Many such views are worse in the Southwest, the main Taliban hotspot. There, nearly two-thirds rate U.S. efforts negatively, confidence in local authorities is down sharply -- and opposition to the Taliban has weakened substantially. Twenty-three percent in the Southwest say people in their area support the Taliban, triple what it was last year, and compared to just 8 percent nationally.

Further, a year ago 81 percent in the Southwest said the Taliban had "no significant support at all" in their area; now just 52 percent say so. Preference in the Southwest for the current government rather than the Taliban has declined from 90 percent then to 77 percent now. And in the single biggest change, just 45 percent in the Southwest now support the presence of NATO forces there -- dramatically down from 83 percent a year ago. Civilian casualties blamed on these forces is a prime complaint.

POSITIVES -- Not all trends are negative; many Afghans in this national poll express forbearance, and half retain optimism, in the face of the country's difficulties. And criticism of the United States is largely focused on its performance, not its presence. Seventy-one percent of Afghans support the United States' presence in Afghanistan -- and where the U.S. is seen as strongest, its approval ratings peak.

Despite some deterioration, most Afghans continue to see the U.S.-led overthrow of the Taliban as a good thing -- 76 percent, although down from 88 percent last year -- and to support U.S. forces remaining in their country. And 65 percent of Afghans still view the United States favorably overall, down from a peak of 83 percent in 2005 but still remarkable compared with America's image in most other Muslim countries.

This survey, the third in Afghanistan sponsored by ABC News and other media partners, marks the anniversary of the fall of the Taliban six years ago this week. It was conducted via face-to-face interviews with 1,377 Afghans in each of the country's 34 provinces.

CHALLENGES -- The results find a range of challenges: a resurgent Taliban, associated violence, still-deep economic difficulties and very different experiences across regions. Attitudes are far more negative in high-conflict areas, particularly the Southwest provinces of Helmand and Kandahar, but also in western Herat and other areas that have seen Taliban attacks. Views are far more positive in the more peaceful North.

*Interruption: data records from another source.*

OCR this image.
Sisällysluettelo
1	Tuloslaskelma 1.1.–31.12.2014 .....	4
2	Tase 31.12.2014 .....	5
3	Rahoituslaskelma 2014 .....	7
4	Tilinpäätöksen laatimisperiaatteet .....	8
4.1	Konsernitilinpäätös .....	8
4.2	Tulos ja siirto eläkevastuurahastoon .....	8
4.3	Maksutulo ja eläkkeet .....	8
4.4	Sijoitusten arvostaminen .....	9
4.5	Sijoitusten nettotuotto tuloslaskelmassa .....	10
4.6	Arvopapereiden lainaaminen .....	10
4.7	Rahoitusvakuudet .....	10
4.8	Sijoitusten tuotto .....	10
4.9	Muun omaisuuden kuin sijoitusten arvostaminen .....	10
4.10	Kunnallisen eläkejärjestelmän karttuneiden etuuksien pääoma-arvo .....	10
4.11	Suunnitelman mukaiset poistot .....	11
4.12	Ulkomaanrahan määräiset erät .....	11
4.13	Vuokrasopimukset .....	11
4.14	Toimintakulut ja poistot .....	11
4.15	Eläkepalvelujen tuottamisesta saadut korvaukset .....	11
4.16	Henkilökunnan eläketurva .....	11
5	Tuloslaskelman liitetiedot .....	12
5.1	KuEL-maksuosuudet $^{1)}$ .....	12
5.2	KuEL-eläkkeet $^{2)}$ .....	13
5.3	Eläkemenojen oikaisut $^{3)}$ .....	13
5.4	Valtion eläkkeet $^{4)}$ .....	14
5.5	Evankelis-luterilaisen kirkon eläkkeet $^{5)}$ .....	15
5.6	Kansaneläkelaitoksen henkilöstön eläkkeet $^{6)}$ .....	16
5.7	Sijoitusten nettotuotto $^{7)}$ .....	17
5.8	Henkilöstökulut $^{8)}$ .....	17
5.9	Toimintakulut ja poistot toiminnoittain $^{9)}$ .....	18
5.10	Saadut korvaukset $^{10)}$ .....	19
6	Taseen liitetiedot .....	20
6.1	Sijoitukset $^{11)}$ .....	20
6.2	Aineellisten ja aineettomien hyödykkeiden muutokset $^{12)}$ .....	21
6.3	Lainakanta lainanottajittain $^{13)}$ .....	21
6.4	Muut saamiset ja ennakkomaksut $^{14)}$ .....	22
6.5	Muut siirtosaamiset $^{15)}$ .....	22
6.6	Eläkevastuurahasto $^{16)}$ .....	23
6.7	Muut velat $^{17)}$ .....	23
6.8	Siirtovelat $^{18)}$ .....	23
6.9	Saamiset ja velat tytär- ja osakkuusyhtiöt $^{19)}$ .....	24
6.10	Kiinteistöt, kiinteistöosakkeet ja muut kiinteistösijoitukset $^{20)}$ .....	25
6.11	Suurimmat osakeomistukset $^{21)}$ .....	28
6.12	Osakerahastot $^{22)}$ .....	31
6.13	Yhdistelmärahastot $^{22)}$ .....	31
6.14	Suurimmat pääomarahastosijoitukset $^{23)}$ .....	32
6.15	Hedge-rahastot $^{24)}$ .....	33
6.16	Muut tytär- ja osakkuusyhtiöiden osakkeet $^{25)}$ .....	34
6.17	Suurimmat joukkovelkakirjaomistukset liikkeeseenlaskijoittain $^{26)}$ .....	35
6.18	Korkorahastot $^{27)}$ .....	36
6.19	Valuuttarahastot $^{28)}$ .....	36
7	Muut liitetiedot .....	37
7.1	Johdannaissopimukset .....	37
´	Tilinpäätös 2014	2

Regardless of regional differences, violence is widespread. Thirty-seven percent of Afghans say car bombings or suicide attacks have occurred in their area, as many report civilians hurt or killed by Taliban or al Qaeda fighters and 34 percent report civilian casualties caused by U.S. or NATO forces. A quarter say such casualties have occurred within the past year.

These numbers spike in the embattled Southwest, where 60 percent report civilians killed or injured by U.S. or NATO forces, 55 percent report bombing or shelling by such forces, and as many, 55 percent, report civilian casualties at the hands of the Taliban, al Qaeda or foreign jihadi fighters. Reports of such violence are vastly lower in the North and Northeast.

SECURE/REBUILD -- The survey's results underscore the critical role of a strong presence, the provision of security and effective reconstruction in the country -- factors that may ultimately lead to success or failure in Afghanistan. Positive impressions of each of these are associated with positive views of the country's direction, its government and the U.S. and allied role there.

Overall, 63 percent of Afghans say reconstruction in their area has been effective (although that includes far fewer, 15 percent, who call it "very" effective). The contrast with attitudes in Iraq is remarkable; there just 23 percent call reconstruction effective.

It matters: Among Afghans who see reconstruction as very effective, 67 percent say their country's headed in the right direction overall; among those who say it's been ineffective, that drops to 40 percent. People who say reconstruction is going well, similarly, are 24 points more apt to rate the Afghan government positively and 24 points more apt to hold a favorable opinion of the United States.